Each dataset contains training and testing data. Where each sample is a CAS number and a chemical concentration.
We use three models:
- Simiarity model. Prediction is the average of the k closest (most similar) chemicals in the training set. Hyperparameters: k
- FDA model. The training data is clustered into k clusters. During prediction a model is fitted to the cluster, which is used for prediction. Hyperparameters: k, clustering model, prediction model, model parameters.
- Ensemble model (auto-sklearn). This library finds the optimal ensemble model for the given problem. Hyperparameters: optimization time (total and per model).
We report R2 scores. See table at bottom for a excerpt.
virtualenv env -p python3
source env/bin/activate
pip3 install -r req.txt
usage: fingerprint_learning.py [-h] [-d DATASETS [DATASETS ...]] [-c CONFIG]
[--cv] [--fp] [--sd] [--p]
Chemical Effect Prediction Using Chemical Fingerprints.
optional arguments:
-h, --help show this help message and exit
-d DATASETS [DATASETS ...], --datasets DATASETS [DATASETS ...]
Datasets (if empty: all datasets)
-c CONFIG, --config CONFIG
Config file. See LC50_config.txt for example
--cv Run Cross Validation
--fp Fetch fingerprints from PubChem, and save to txt for
faster execution later.
--sd Scale labels.
--p Predict mode, will output file dataset_prediction.txt.
Provide test file with fingerprints/CIDs and labels
(these are ignored).
See data folder for dataset options (specify only name, i.e. LC50, not LC50_train.csv). See config folder for example configurations. A new optimal configuration will be created from the cross validation process. The labels for regression can be scaled between 0 and 1, this can be favourable for certain model.
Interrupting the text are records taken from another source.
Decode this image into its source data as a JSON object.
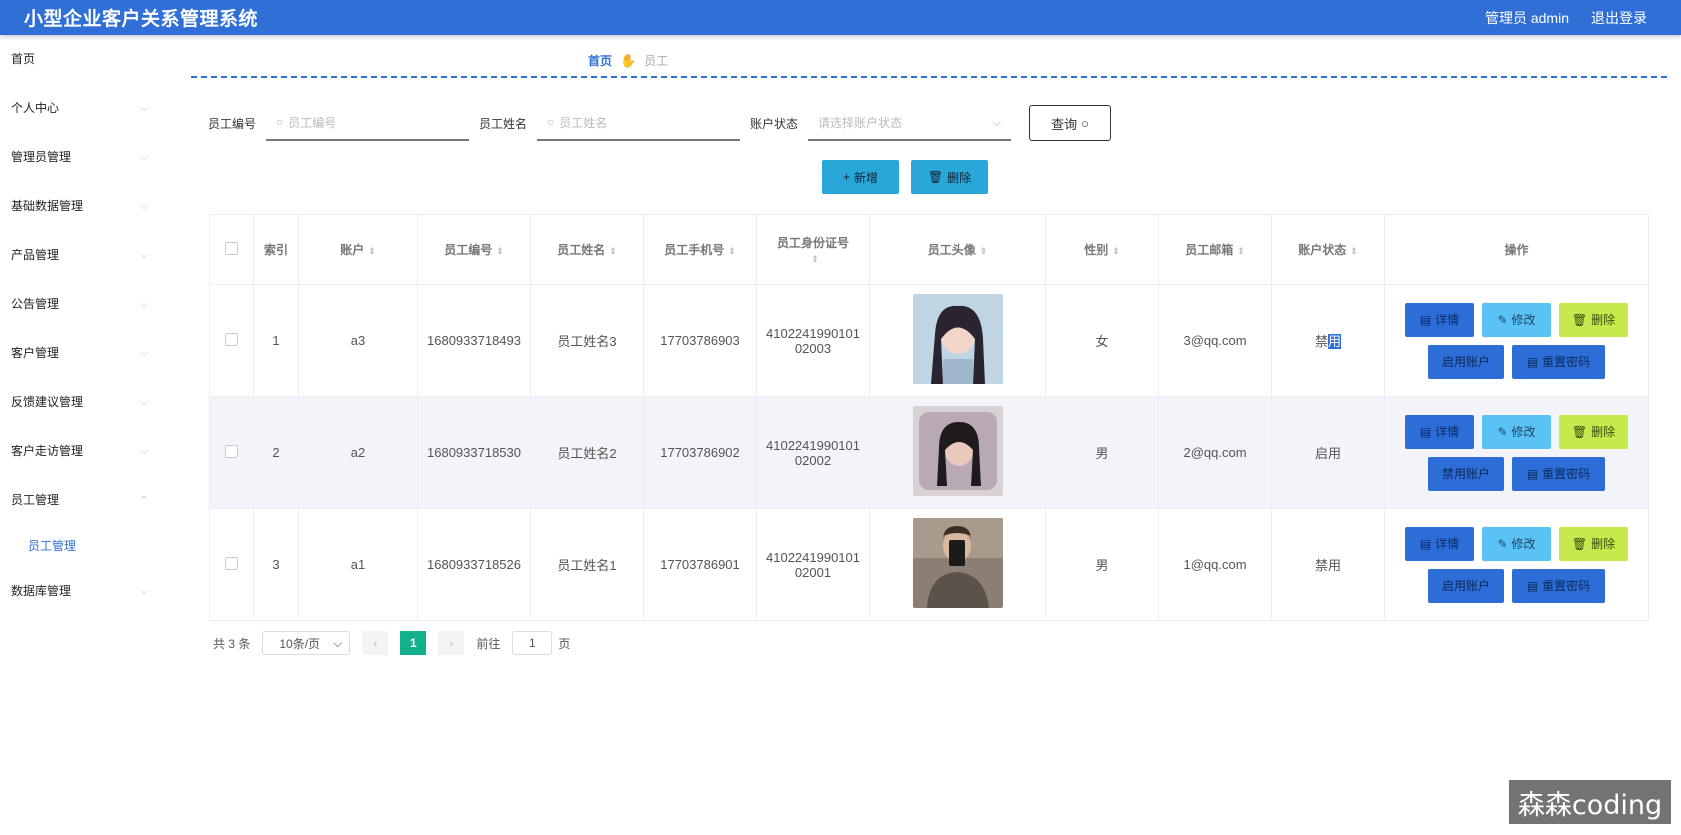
{
  "header": {
    "title": "小型企业客户关系管理系统",
    "user": "管理员 admin",
    "logout": "退出登录",
    "bg_color": "#2f6fd6"
  },
  "sidebar": {
    "items": [
      {
        "label": "首页",
        "chevron": false
      },
      {
        "label": "个人中心",
        "chevron": true
      },
      {
        "label": "管理员管理",
        "chevron": true
      },
      {
        "label": "基础数据管理",
        "chevron": true
      },
      {
        "label": "产品管理",
        "chevron": true
      },
      {
        "label": "公告管理",
        "chevron": true
      },
      {
        "label": "客户管理",
        "chevron": true
      },
      {
        "label": "反馈建议管理",
        "chevron": true
      },
      {
        "label": "客户走访管理",
        "chevron": true
      },
      {
        "label": "员工管理",
        "chevron": true,
        "expanded": true
      }
    ],
    "sub_item": "员工管理",
    "last_item": "数据库管理"
  },
  "breadcrumb": {
    "home": "首页",
    "current": "员工"
  },
  "search": {
    "emp_no_label": "员工编号",
    "emp_no_placeholder": "员工编号",
    "emp_name_label": "员工姓名",
    "emp_name_placeholder": "员工姓名",
    "status_label": "账户状态",
    "status_placeholder": "请选择账户状态",
    "query_btn": "查询"
  },
  "toolbar": {
    "add": "新增",
    "delete": "删除"
  },
  "table": {
    "headers": [
      "索引",
      "账户",
      "员工编号",
      "员工姓名",
      "员工手机号",
      "员工身份证号",
      "员工头像",
      "性别",
      "员工邮箱",
      "账户状态",
      "操作"
    ],
    "rows": [
      {
        "index": "1",
        "account": "a3",
        "emp_no": "1680933718493",
        "name": "员工姓名3",
        "phone": "17703786903",
        "id_line1": "4102241990101",
        "id_line2": "02003",
        "gender": "女",
        "email": "3@qq.com",
        "status_a": "禁",
        "status_b": "用",
        "toggle": "启用账户"
      },
      {
        "index": "2",
        "account": "a2",
        "emp_no": "1680933718530",
        "name": "员工姓名2",
        "phone": "17703786902",
        "id_line1": "4102241990101",
        "id_line2": "02002",
        "gender": "男",
        "email": "2@qq.com",
        "status_a": "启用",
        "status_b": "",
        "toggle": "禁用账户"
      },
      {
        "index": "3",
        "account": "a1",
        "emp_no": "1680933718526",
        "name": "员工姓名1",
        "phone": "17703786901",
        "id_line1": "4102241990101",
        "id_line2": "02001",
        "gender": "男",
        "email": "1@qq.com",
        "status_a": "禁用",
        "status_b": "",
        "toggle": "启用账户"
      }
    ],
    "op_labels": {
      "detail": "详情",
      "edit": "修改",
      "delete": "删除",
      "reset": "重置密码"
    }
  },
  "pager": {
    "total": "共 3 条",
    "page_size": "10条/页",
    "current": "1",
    "goto_prefix": "前往",
    "goto_value": "1",
    "goto_suffix": "页"
  },
  "watermark": "森森coding"
}
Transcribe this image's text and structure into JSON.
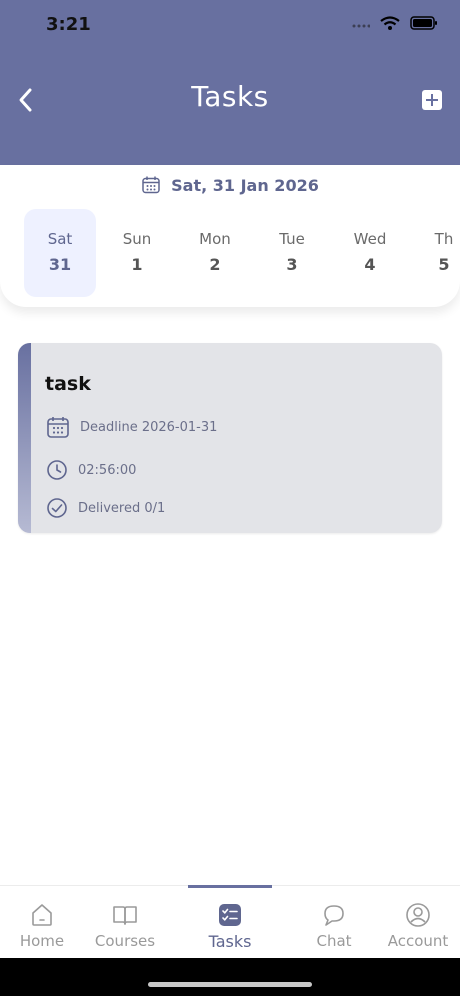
{
  "status_bar": {
    "time": "3:21"
  },
  "header": {
    "title": "Tasks",
    "back_icon": "chevron-left-icon",
    "add_icon": "plus-square-icon"
  },
  "calendar": {
    "selected_date": "Sat, 31 Jan 2026",
    "days": [
      {
        "name": "Sat",
        "num": "31",
        "selected": true
      },
      {
        "name": "Sun",
        "num": "1",
        "selected": false
      },
      {
        "name": "Mon",
        "num": "2",
        "selected": false
      },
      {
        "name": "Tue",
        "num": "3",
        "selected": false
      },
      {
        "name": "Wed",
        "num": "4",
        "selected": false
      },
      {
        "name": "Th",
        "num": "5",
        "selected": false
      }
    ]
  },
  "task": {
    "title": "task",
    "deadline": "Deadline 2026-01-31",
    "time": "02:56:00",
    "delivered": "Delivered 0/1"
  },
  "bottom_nav": {
    "items": [
      {
        "label": "Home",
        "icon": "home-icon"
      },
      {
        "label": "Courses",
        "icon": "book-icon"
      },
      {
        "label": "Tasks",
        "icon": "tasks-icon",
        "active": true
      },
      {
        "label": "Chat",
        "icon": "chat-icon"
      },
      {
        "label": "Account",
        "icon": "account-icon"
      }
    ]
  },
  "colors": {
    "accent": "#6870a0",
    "selected_day_bg": "#eef1ff",
    "card_bg": "#e3e4e8"
  }
}
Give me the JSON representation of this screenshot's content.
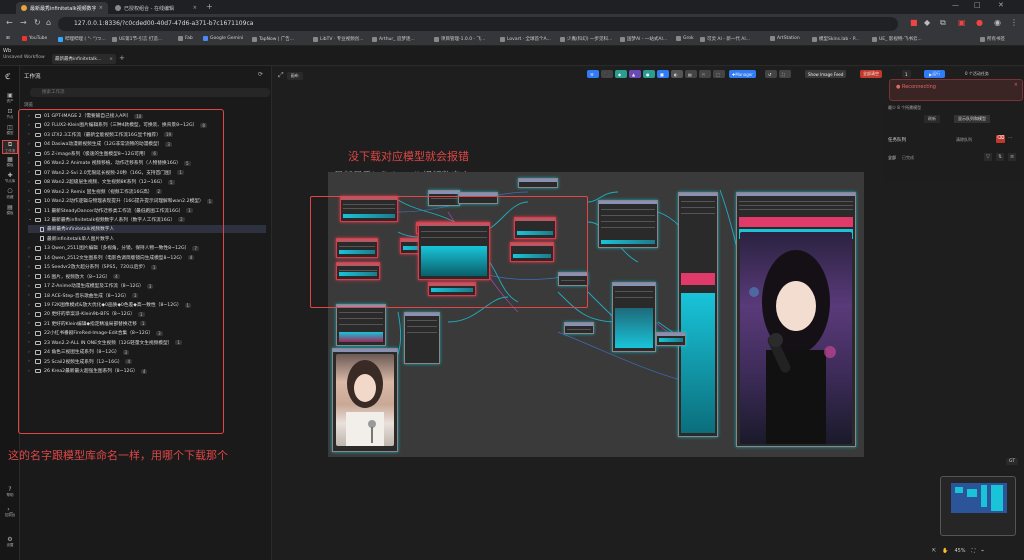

During prediction, the program will gather training and test data in the way as before, but test labels will be ignored. If the training and testing files has columns (CID,label), then use the '--fp' flag to gather fingerprints from the PubChem API.
To run CV on the LC50 datasets (Fathead minnow and Daphnia magna) run:
python3 fingerprint_learning.py -d LC50 LC50DM --cv